Retevmo (selpercatinib)

Reviewed by: HU Medical Review Board | Last reviewed: September 2023

RetevmoTM (selpercatinib) is a targeted therapy that is used to treat adults with non-small cell lung cancer (NSCLC) with abnormal RET genes that is:1

  • Locally advanced, or
  • Has spread to other parts of the body (metastatic)

Retevmo should only be used by people with NSCLC who have certain changes in the RET gene. Your doctor can determine if it is right for you through biomarker testing. Talk to your doctor about getting tested for all treatable cancer biomarkers.1

What are the ingredients in Retevmo?

The active ingredient in Retevmo is selpercatinib.1

How does Retevmo work?

Retevmo blocks a protein called “rearranged during transfection” (RET). Normally, RET is a healthy protein that is automatically switched on or off depending on the body’s needs. But sometimes, accidental rearrangements in our DNA cause changes to the RET gene. The changes in the RET gene can result in the RET protein being switched on continuously and can lead to uncontrolled cancer cell growth.2

RET gene changes are present in about 2 percent of NSCLC cases. Retevmo blocks the overactive protein and prevents tumor growth. However, it can also affect healthy cells and cause side effects.1,2

What are the possible side effects?

The most common side effects of Retevmo include:1

  • Swelling of your arms, legs, hands, or feet (edema)
  • Diarrhea
  • Tiredness
  • Dry mouth
  • High blood pressure
  • Abdominal pain
  • Constipation
  • Rash
  • Nausea
  • Headache

These are not all the possible side effects of Retevmo. Talk to your doctor about what to expect when taking Retevmo. You also should call your doctor if you have any changes that concern you when taking Retevmo.

Other things to know

Before starting treatment with Retevmo, tell your doctor if you have:1

  • Liver problems
  • Lung or breathing problems other than lung cancer
  • High blood pressure
  • Heart problems, including a condition called QT prolongation
  • Bleeding problems
  • An upcoming surgery

Retevmo can harm an unborn baby.
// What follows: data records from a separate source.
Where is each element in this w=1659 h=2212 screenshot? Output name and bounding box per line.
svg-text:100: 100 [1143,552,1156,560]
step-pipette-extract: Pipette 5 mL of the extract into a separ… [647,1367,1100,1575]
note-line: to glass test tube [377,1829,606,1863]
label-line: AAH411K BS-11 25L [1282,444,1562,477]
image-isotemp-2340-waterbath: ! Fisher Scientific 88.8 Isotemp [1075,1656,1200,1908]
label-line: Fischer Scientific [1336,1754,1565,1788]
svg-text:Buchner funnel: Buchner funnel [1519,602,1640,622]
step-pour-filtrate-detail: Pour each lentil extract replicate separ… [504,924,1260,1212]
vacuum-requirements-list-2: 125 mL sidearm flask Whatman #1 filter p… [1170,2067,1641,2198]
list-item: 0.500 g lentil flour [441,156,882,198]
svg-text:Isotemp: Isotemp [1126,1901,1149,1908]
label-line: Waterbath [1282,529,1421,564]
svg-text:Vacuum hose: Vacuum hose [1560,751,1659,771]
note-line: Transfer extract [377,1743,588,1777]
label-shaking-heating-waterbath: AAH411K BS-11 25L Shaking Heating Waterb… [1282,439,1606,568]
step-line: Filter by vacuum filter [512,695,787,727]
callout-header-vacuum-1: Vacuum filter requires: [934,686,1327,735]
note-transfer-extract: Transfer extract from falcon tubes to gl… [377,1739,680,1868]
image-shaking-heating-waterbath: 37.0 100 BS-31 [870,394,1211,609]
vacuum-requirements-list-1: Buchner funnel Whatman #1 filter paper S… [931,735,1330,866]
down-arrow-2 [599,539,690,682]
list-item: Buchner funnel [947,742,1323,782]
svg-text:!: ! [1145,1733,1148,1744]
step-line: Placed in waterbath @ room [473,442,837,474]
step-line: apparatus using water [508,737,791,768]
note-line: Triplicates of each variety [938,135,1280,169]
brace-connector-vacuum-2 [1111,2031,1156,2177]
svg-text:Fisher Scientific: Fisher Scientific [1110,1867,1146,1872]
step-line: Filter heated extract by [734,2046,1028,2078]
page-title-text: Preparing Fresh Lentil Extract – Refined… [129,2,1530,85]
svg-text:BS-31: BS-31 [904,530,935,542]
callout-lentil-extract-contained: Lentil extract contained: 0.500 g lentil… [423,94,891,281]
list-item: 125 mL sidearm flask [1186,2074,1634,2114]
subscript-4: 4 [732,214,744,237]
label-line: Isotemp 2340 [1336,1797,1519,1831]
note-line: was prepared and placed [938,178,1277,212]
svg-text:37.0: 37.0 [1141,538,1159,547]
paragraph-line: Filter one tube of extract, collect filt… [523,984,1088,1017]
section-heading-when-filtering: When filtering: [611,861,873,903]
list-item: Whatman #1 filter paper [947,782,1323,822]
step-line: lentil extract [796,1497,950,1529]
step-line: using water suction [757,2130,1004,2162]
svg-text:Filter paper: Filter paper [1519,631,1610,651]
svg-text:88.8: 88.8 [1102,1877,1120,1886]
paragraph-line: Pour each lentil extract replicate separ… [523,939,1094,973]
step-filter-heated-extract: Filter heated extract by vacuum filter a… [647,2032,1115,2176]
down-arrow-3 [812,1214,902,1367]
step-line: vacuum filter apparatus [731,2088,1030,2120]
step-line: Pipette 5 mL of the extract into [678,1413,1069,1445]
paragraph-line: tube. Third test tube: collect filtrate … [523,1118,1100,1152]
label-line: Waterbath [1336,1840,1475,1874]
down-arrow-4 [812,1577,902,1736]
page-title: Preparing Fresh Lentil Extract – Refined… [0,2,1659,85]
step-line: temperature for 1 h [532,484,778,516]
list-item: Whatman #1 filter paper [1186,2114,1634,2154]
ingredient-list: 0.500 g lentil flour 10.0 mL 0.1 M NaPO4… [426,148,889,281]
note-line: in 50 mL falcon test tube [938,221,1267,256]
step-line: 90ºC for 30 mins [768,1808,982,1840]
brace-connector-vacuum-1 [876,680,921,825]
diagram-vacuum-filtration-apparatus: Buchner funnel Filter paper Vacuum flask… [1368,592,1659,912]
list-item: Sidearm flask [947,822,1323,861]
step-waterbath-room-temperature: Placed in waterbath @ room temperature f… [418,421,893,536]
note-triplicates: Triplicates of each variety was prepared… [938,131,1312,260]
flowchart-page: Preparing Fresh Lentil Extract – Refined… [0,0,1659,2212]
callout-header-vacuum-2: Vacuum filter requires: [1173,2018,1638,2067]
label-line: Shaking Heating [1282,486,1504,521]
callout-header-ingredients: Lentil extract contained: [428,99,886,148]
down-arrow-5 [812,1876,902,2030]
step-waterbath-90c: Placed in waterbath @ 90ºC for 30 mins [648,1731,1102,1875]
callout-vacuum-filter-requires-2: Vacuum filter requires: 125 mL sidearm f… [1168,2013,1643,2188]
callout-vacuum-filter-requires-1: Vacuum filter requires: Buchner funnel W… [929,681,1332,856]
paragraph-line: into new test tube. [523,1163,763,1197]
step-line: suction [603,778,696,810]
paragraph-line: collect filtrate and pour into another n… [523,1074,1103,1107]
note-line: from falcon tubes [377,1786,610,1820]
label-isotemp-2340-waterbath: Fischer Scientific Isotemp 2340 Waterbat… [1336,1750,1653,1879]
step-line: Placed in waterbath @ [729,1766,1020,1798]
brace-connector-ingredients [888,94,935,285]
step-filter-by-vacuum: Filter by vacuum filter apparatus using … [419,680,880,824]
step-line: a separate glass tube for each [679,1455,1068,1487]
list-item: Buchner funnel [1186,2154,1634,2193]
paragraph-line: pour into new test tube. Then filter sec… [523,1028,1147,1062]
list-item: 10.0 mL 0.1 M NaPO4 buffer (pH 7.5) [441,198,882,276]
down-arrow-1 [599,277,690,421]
If you or your partner can become pregnant, you should use birth control during treatment and for some time after the last dose of Retevmo. You should also not breastfeed during treatment with Retevmo and for some time after the last dose. Talk to your doctor about your options for birth control and breastfeeding while taking Retevmo.1

Retevmo can interact with other medicines and increase your risk of side effects. During treatment with Retevmo, do not take:1

  • St. John's wort
  • Drugs called proton pump inhibitors such as dexlansoprazole, esomeprazole, lansoprazole, omeprazole, pantoprazole sodium, rabeprazole
  • H2 blockers such as famotidine, nizatidine, and cimetidine
  • Antacids that contain aluminum, magnesium, calcium, simethicone, or buffered medicines

Before beginning treatment for lung cancer, tell your doctor about all your health conditions and any other drugs, vitamins, or supplements you are taking. This includes over-the-counter drugs.